Arteminski was amazed at how rapidly the man could rationalize. But he wasn't diverted from his path. "Who was the man you were afraid of?"
"Roberto Iturbe . . . Dr. Goodman, you recognize that name, don't you?"
"I identified him. They gave me a skull and I made a reconstruction from it. There wasn't any other way. The skull was very badly damaged. But there was nothing else left."
"But there's no record—" Arteminski started to say.
"My participation was off the record, Semyon. Hardly unusual for me."
Dr. Watanabe asked the next question first. "You aren't sure he's dead, are you?"
Arteminski answered, "Not any more. But I'm not sure he's not. And I'm not sure you aren't the bad guy, doctor. You still look good . . . Jenny, can we go now?"
"Not yet . . . could you go to the car, Semyon?"
He went to her car. She didn't come out for another hour. By the time she did come out, he had decided he shouldn't see her for awhile. At least, all of her. And as she looked at him, he sensed she saw the change in his heart. But he did not speak of it.
"What took so long?"
"Arguing with him. I told him he should go to Seattle and be with his children. He won't. He thinks whoever is doing this will stay here as long as he does."
"And who does he think that is?"
"Iturbe, maybe. Now. But he believes it."

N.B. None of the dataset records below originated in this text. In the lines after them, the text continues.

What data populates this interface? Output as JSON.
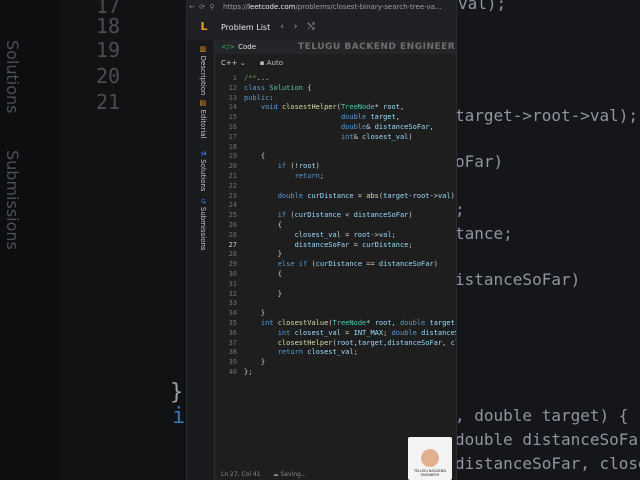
{
  "background": {
    "line_numbers": [
      "17",
      "18",
      "19",
      "20",
      "21"
    ],
    "vertical_tabs": [
      "Solutions",
      "Submissions"
    ],
    "right_fragments": [
      "val);",
      "target->root->val);",
      "oFar)",
      ";",
      "tance;",
      "istanceSoFar)",
      ", double target) {",
      "double distanceSoFar",
      "distanceSoFar, closest"
    ],
    "left_brace": "}",
    "left_if": "i"
  },
  "browser": {
    "url_prefix": "https://",
    "url_domain": "leetcode.com",
    "url_path": "/problems/closest-binary-search-tree-va..."
  },
  "topbar": {
    "logo": "L",
    "problem_list": "Problem List",
    "prev": "‹",
    "next": "›",
    "shuffle": "⤭"
  },
  "side_tabs": {
    "description": "Description",
    "editorial": "Editorial",
    "solutions": "Solutions",
    "submissions": "Submissions"
  },
  "editor": {
    "tab_label": "Code",
    "watermark": "TELUGU BACKEND ENGINEER",
    "language": "C++",
    "mode": "Auto",
    "lines": [
      {
        "n": "1",
        "html": "<span class='cm'>/**</span>..."
      },
      {
        "n": "12",
        "html": "<span class='kw'>class</span> <span class='ty'>Solution</span> {"
      },
      {
        "n": "13",
        "html": "<span class='kw'>public</span>:"
      },
      {
        "n": "14",
        "html": "    <span class='kw'>void</span> <span class='fn'>closestHelper</span>(<span class='ty'>TreeNode</span>* <span class='var'>root</span>,"
      },
      {
        "n": "15",
        "html": "                       <span class='kw'>double</span> <span class='var'>target</span>,"
      },
      {
        "n": "16",
        "html": "                       <span class='kw'>double</span>&amp; <span class='var'>distanceSoFar</span>,"
      },
      {
        "n": "17",
        "html": "                       <span class='kw'>int</span>&amp; <span class='var'>closest_val</span>)"
      },
      {
        "n": "18",
        "html": ""
      },
      {
        "n": "19",
        "html": "    {"
      },
      {
        "n": "20",
        "html": "        <span class='kw'>if</span> (!<span class='var'>root</span>)"
      },
      {
        "n": "21",
        "html": "            <span class='kw'>return</span>;"
      },
      {
        "n": "22",
        "html": ""
      },
      {
        "n": "23",
        "html": "        <span class='kw'>double</span> <span class='var'>curDistance</span> = <span class='fn'>abs</span>(<span class='var'>target</span>-<span class='var'>root</span>-&gt;<span class='var'>val</span>);"
      },
      {
        "n": "24",
        "html": ""
      },
      {
        "n": "25",
        "html": "        <span class='kw'>if</span> (<span class='var'>curDistance</span> &lt; <span class='var'>distanceSoFar</span>)"
      },
      {
        "n": "26",
        "html": "        {"
      },
      {
        "n": "26b",
        "html": "            <span class='var'>closest_val</span> = <span class='var'>root</span>-&gt;<span class='var'>val</span>;"
      },
      {
        "n": "27",
        "html": "            <span class='var'>distanceSoFar</span> = <span class='var'>curDistance</span>;"
      },
      {
        "n": "28",
        "html": "        }"
      },
      {
        "n": "29",
        "html": "        <span class='kw'>else if</span> (<span class='var'>curDistance</span> == <span class='var'>distanceSoFar</span>)"
      },
      {
        "n": "30",
        "html": "        {"
      },
      {
        "n": "31",
        "html": ""
      },
      {
        "n": "32",
        "html": "        }"
      },
      {
        "n": "33",
        "html": ""
      },
      {
        "n": "34",
        "html": "    }"
      },
      {
        "n": "35",
        "html": "    <span class='kw'>int</span> <span class='fn'>closestValue</span>(<span class='ty'>TreeNode</span>* <span class='var'>root</span>, <span class='kw'>double</span> <span class='var'>target</span>) {"
      },
      {
        "n": "36",
        "html": "        <span class='kw'>int</span> <span class='var'>closest_val</span> = <span class='var'>INT_MAX</span>; <span class='kw'>double</span> <span class='var'>distanceSoFar</span>"
      },
      {
        "n": "37",
        "html": "        <span class='fn'>closestHelper</span>(<span class='var'>root</span>,<span class='var'>target</span>,<span class='var'>distanceSoFar</span>, <span class='var'>closest</span>"
      },
      {
        "n": "38",
        "html": "        <span class='kw'>return</span> <span class='var'>closest_val</span>;"
      },
      {
        "n": "39",
        "html": "    }"
      },
      {
        "n": "40",
        "html": "};"
      }
    ]
  },
  "status": {
    "position": "Ln 27, Col 41",
    "saving": "Saving..."
  },
  "badge": {
    "line1": "TELUGU BACKEND",
    "line2": "ENGINEER"
  }
}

"I don't doubt that he believes it . . . but I know that man is alive and I don't know that Iturbe is. He shouldn't be."
"No, he shouldn't be . . . I don't know. I know you don't really take my Art seriously, Semyon, but I read a connection to Iturbe. Before he mentioned it."
"Even if I did believe, couldn't that connection just be the gun? He bought the gun because of Iturbe?"
"Yes. That could be it, Semyon."
"What do you think? Do you think he's not our guy?"
"No, I don't. I'm sure of it. The killer wrote that note. I read that."
"He could have written the note. Even he isn't really sure he didn't. Not really. Jenny, he won't go to his kids because he's afraid he's the guy. I don't have to have any powers or arts or whatever to see that. He's afraid he's the guy, at least for some of them. Can you look me in the face and tell me different?"
"He's not sure he isn't the killer. But he did not write that note. I am absolutely certain of that, Semyon . . . " She started the motor. "I put wards on his house. He was a mused, but I think he will not efface them. I hope not."
"Enchantments. Harmless to people, but they will stop most spirit creatures, and some hostile magic."
"You think we're looking for a ghost?"
"I don't know. But whoever or whatever produced that note, has magic. Strong magic."
They didn't say anything else until she dropped him off. He was thinking of what he should say, but she said, "Call when you want my help again." And nothing more, before she drove away.